Yeni Stadyum Bursa`ya büyük tartışmalar getirecek, onu görüyorum. Stadyumun yıkılmamasıyla ilgili bir imza kampanyası başlattım. Özellikle SİVİLAY başta olmak üzere bu konuyla ilgili her türlü kampanyaya da destek vermeye hazırım. Önümüzdeki dönemlerde olayın ciddiyetiyle beraber, yeni bir takım eylemleri de kişisel olarak düşünüyorum. Bursaspor taraftarlar gruplarını da harekete geçirmek istiyorum. Bence hiç bir şey için geç değil, özellikle önümüzde yerel seçimlerin olması büyük avantaj. Hem aday adaylarının, hem de adayların bu konuda söyleyecekleri çok önemli. Çok geç değil, çok erken de değil, yavaş yavaş insanlar tepkisini ortaya koymaya başlayacaktır.
Bursaspor’un ilk profesyonel futbolcusu, Mesut Şen:
Yıkılırken izleyemem
Bursaspor`dan önce Atatürk Stadı`nda sahaya çıktım.

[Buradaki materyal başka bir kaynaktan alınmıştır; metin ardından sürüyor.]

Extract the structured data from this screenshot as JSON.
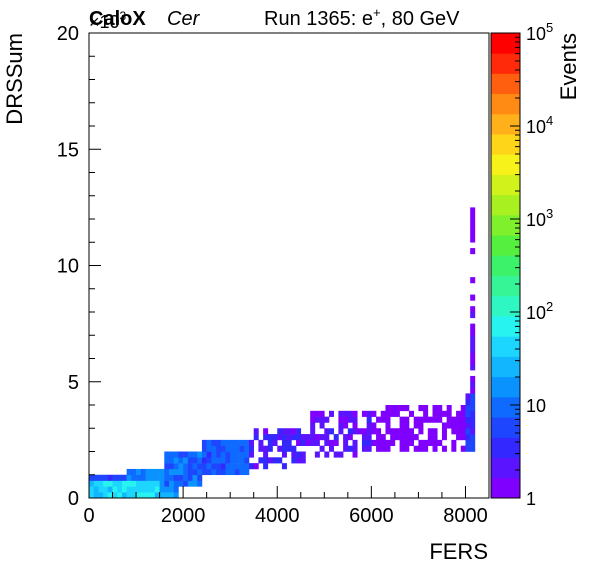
{
  "header": {
    "brand": "CaloX",
    "channel": "Cer",
    "run_label": "Run 1365: e",
    "run_sup": "+",
    "run_energy": ", 80 GeV"
  },
  "chart_data": {
    "type": "heatmap",
    "xlabel": "FERS",
    "ylabel": "DRSSum",
    "y_multiplier_base": "×10",
    "y_multiplier_exp": "3",
    "xlim": [
      0,
      8500
    ],
    "ylim": [
      0,
      20000
    ],
    "x_ticks": [
      0,
      2000,
      4000,
      6000,
      8000
    ],
    "x_tick_labels": [
      "0",
      "2000",
      "4000",
      "6000",
      "8000"
    ],
    "y_ticks": [
      0,
      5000,
      10000,
      15000,
      20000
    ],
    "y_tick_labels": [
      "0",
      "5",
      "10",
      "15",
      "20"
    ],
    "colorbar": {
      "label": "Events",
      "scale": "log",
      "range": [
        1,
        100000
      ],
      "tick_labels": [
        {
          "value": 1,
          "text": "1"
        },
        {
          "value": 10,
          "text": "10"
        },
        {
          "value": 100,
          "base": "10",
          "exp": "2"
        },
        {
          "value": 1000,
          "base": "10",
          "exp": "3"
        },
        {
          "value": 10000,
          "base": "10",
          "exp": "4"
        },
        {
          "value": 100000,
          "base": "10",
          "exp": "5"
        }
      ],
      "colors": [
        "#7f00ff",
        "#5a14ff",
        "#3328ff",
        "#1f46ff",
        "#0f6bff",
        "#0a93ff",
        "#12b6ff",
        "#1dd6ff",
        "#27f3f0",
        "#2ff7c4",
        "#36f596",
        "#3cf26a",
        "#55f03f",
        "#7ff02c",
        "#a8f020",
        "#d1f21a",
        "#f7f21a",
        "#ffd51a",
        "#ffb01a",
        "#ff8a14",
        "#ff5f0e",
        "#ff2a0a",
        "#ff0000"
      ]
    },
    "bins": {
      "x_width": 100,
      "y_width": 250,
      "regions": [
        {
          "x": [
            0,
            300
          ],
          "y": [
            0,
            750
          ],
          "count": 35
        },
        {
          "x": [
            300,
            1500
          ],
          "y": [
            0,
            750
          ],
          "count": 55
        },
        {
          "x": [
            1500,
            1900
          ],
          "y": [
            0,
            750
          ],
          "count": 20
        },
        {
          "x": [
            0,
            800
          ],
          "y": [
            750,
            1000
          ],
          "count": 5
        },
        {
          "x": [
            800,
            1600
          ],
          "y": [
            750,
            1250
          ],
          "count": 12
        },
        {
          "x": [
            1600,
            2400
          ],
          "y": [
            500,
            2000
          ],
          "count": 10
        },
        {
          "x": [
            2400,
            3400
          ],
          "y": [
            1000,
            2500
          ],
          "count": 8
        },
        {
          "x": [
            3400,
            4600
          ],
          "y": [
            1250,
            3000
          ],
          "count": 3
        },
        {
          "x": [
            4600,
            6000
          ],
          "y": [
            1750,
            3750
          ],
          "count": 2
        },
        {
          "x": [
            6000,
            8100
          ],
          "y": [
            2000,
            4000
          ],
          "count": 1
        },
        {
          "x": [
            8000,
            8200
          ],
          "y": [
            2000,
            4500
          ],
          "count": 4
        },
        {
          "x": [
            8100,
            8200
          ],
          "y": [
            4500,
            8000
          ],
          "count": 2
        },
        {
          "x": [
            8100,
            8200
          ],
          "y": [
            8000,
            12500
          ],
          "count": 1
        }
      ]
    }
  }
}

1962 yılında Akınspor ile bu stadta bir sene oynadıktan sonra şampiyon olduk. Akınspor`a teklif ettiler 2. Lig`e çıkar mısınız diye? Kabul etmedi bizim idareciler, ‘maddi olarak yetersiz kalırız’ dediler. Ondan sonra beş kulüp birleşerek Bursaspor`u oluşturdu. İlk başkan Salih Kiracıbaşı, ilk profesyonel futbolcu olarak bana imza attırdı. O sene bir geçiş senesi oldu. Sonra takım rayına oturunca şampiyonluklar gelmeye başladı. Bizim zamanımızda seyirci çoktu, herkes ayakta seyrediyordu. Sayı, 20 binden aşağıya düşmüyordu. Her maç çamurda oynuyorduk. Şimdiki dönem ile karşılaştırıyorum; eskiden daha iyi topçular vardı. Mahalle aralarından yetişiyorduk, amatörce oynuyorduk. Şimdi her şey paraya döküldü. Futbolcular büyük paralar kazanıyor, kendisini yeterli görüyor. 11 yıl aralıksız Atatürk Stadı`nda forma giydim. 1975`te futbolu bıraktım. Dünyanın gidişi bu: Eskiyi atıyorsun, yenisini yapıyorsun. Ev hayatında da bu böyle ama, Atatürk Stadı yıkılırsa çok üzülürüm.
Yıkılırken gidip izleyemem.
(Ozan Demir)
NOT: Bu yazı, aynı zamanda Çağdaş Gazeteciler Derneği Bursa Şubesi tarafından çıkarılan Çağdaş Gazetesi'nin Kasım-Aralık 2013 sayısında yayınlanmıştır.